À medida que os anos passam. E já lá vão 24 desde ”Pablo Honey”, a música dos Radiohead assemelha-se cada vez menos a uma qualquer noção mais comum de “épico”. Nesse aspecto, eles chegaram, conquistaram, e seguiram em frente, com a sua obra eternamente inscrita em pedra maciça, e de valor incalculável. Hoje em dia, a música que gravam parecer-se-à mais com um rico ecosistema marinho, em que o estímulo visual provocado pela quantidade e variedade cromática de peixes, algas, corais, e o que mais nos passar pelos olhos, nos provoca uma deliciosa sensação de abstracção e tontura. Thom Yorke e a sua voz permanecem como olho da tempestade. Só que, ao invés de nos querermos focar apenas neles, encaramo-los como tendo uma relação simbiótica que aquilo que os rodeia. Sejam “simples” guitarras, sejam pianos, sejam orquestrações, sejam efeitos de índole electronica.
”A Moon Shaped Pool”, nono álbum da banda de Oxford, não diverge do repertório anterior num ponto vital. Viver dentro da carapaça dos Radiohead, do mundo que os tornou, e os mantém, únicos no universe melómano, é viver no meio de uma atmosfera repleta de condensação. Isto porque, quando deixamos de “habitar” nela, notamos a diferença. É impossível ter estado rodeado de todos os estímulos que o álbum provoca, e não sentir um choque quando a “realidade” mais prosaica regressa aos nossos sentidos. Não se trata de algo tão “banal” como dizer que a música de ”A Moon Shaped Pool” é “Experimental”. Sentimos, por mais anos (cinco) que se tenham passado desde ”The King Of Limbs”, que tudo aqui tem um lugar. Que tudo encaixou graças ao talento, à percepção, ao génio destes 5 músicos. Eles guiam-nos através das espirais de piano de “Daydreaming”, do túnel vertiginoso de “Ful Stop”, dos ritmos sambados (ouçam) de “Present Tense”. Dilatam-nos as pupilas de encantamento. “Burn The Witch” é a primeira música, e eles escaparam aos Autos-de-Fé.
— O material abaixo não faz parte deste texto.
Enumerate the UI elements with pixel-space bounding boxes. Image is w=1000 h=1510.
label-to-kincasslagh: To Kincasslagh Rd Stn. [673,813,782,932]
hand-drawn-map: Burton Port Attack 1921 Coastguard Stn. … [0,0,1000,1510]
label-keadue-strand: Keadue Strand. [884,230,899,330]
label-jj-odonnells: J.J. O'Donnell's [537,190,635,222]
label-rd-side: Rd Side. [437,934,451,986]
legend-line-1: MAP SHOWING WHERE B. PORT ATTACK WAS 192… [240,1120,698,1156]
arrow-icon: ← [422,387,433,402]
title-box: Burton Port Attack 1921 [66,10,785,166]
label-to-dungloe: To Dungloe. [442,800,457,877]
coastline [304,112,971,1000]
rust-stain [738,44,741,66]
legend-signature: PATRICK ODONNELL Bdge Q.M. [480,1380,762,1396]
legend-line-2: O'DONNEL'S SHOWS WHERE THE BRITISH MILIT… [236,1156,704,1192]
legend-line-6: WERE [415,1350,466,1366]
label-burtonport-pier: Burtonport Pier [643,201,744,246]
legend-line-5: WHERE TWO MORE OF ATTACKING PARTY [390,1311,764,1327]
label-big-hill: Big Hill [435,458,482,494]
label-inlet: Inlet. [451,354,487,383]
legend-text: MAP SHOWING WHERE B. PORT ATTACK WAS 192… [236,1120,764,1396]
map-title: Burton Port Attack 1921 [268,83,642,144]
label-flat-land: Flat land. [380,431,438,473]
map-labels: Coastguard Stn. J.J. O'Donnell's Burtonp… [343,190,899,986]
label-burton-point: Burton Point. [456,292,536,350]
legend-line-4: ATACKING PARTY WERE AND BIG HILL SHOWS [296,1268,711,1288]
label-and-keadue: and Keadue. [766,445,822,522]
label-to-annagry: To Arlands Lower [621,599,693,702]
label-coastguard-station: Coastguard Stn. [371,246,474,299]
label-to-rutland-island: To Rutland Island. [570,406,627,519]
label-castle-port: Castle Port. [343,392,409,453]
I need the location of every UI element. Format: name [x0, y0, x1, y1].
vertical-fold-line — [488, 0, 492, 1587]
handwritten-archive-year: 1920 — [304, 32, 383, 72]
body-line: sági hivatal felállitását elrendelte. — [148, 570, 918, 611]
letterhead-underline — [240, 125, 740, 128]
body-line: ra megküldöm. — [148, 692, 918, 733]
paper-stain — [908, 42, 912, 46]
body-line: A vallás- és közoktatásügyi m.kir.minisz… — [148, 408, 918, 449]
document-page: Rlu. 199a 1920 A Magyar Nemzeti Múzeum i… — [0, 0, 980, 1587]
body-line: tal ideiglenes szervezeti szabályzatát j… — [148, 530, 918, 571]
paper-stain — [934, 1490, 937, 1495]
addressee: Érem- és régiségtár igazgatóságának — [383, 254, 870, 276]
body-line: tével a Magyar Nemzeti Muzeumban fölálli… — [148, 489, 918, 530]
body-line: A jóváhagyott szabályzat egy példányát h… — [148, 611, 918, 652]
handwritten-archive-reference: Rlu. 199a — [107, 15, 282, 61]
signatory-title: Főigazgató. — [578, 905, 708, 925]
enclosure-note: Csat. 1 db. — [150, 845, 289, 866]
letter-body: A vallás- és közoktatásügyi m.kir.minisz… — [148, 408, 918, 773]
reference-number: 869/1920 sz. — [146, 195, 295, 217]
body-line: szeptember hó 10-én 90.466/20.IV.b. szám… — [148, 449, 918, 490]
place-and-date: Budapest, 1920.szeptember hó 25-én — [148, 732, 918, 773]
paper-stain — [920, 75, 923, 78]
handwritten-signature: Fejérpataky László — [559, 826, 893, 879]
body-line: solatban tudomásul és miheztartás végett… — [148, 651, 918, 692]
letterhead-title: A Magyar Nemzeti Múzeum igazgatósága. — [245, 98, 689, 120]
O facto de “True Love Waits”, velha favorita, encerrar o disco e não provocar um choque com o que veio antes, é outra prova do contínuo em que os Radiohead existem. De como a sua música pode ser “moldada”, sem perder qualquer beleza. “Decks Dark” e “Identikit” abrem vórtices no céu, por onde “Desert Island Disk” e “The Numbers” passam, a seguir, respectivamente, a cada uma delas. Não existe elemento que não faça sentido quando falamos dos Radiohead. Eles sentem-se, de acordo com as letras, impotentes para parar o pânico e a distopia que os rodeia. Mas, paradoxalmente, são omnipotentes no seu espaço. E esse contém riquezas às quais ”A Moon Shaped Pool” vem adicionar mais uma dose sem fim. Riquezas que, esperamos, a sua generosidade permita partilhar por muitos anos ainda.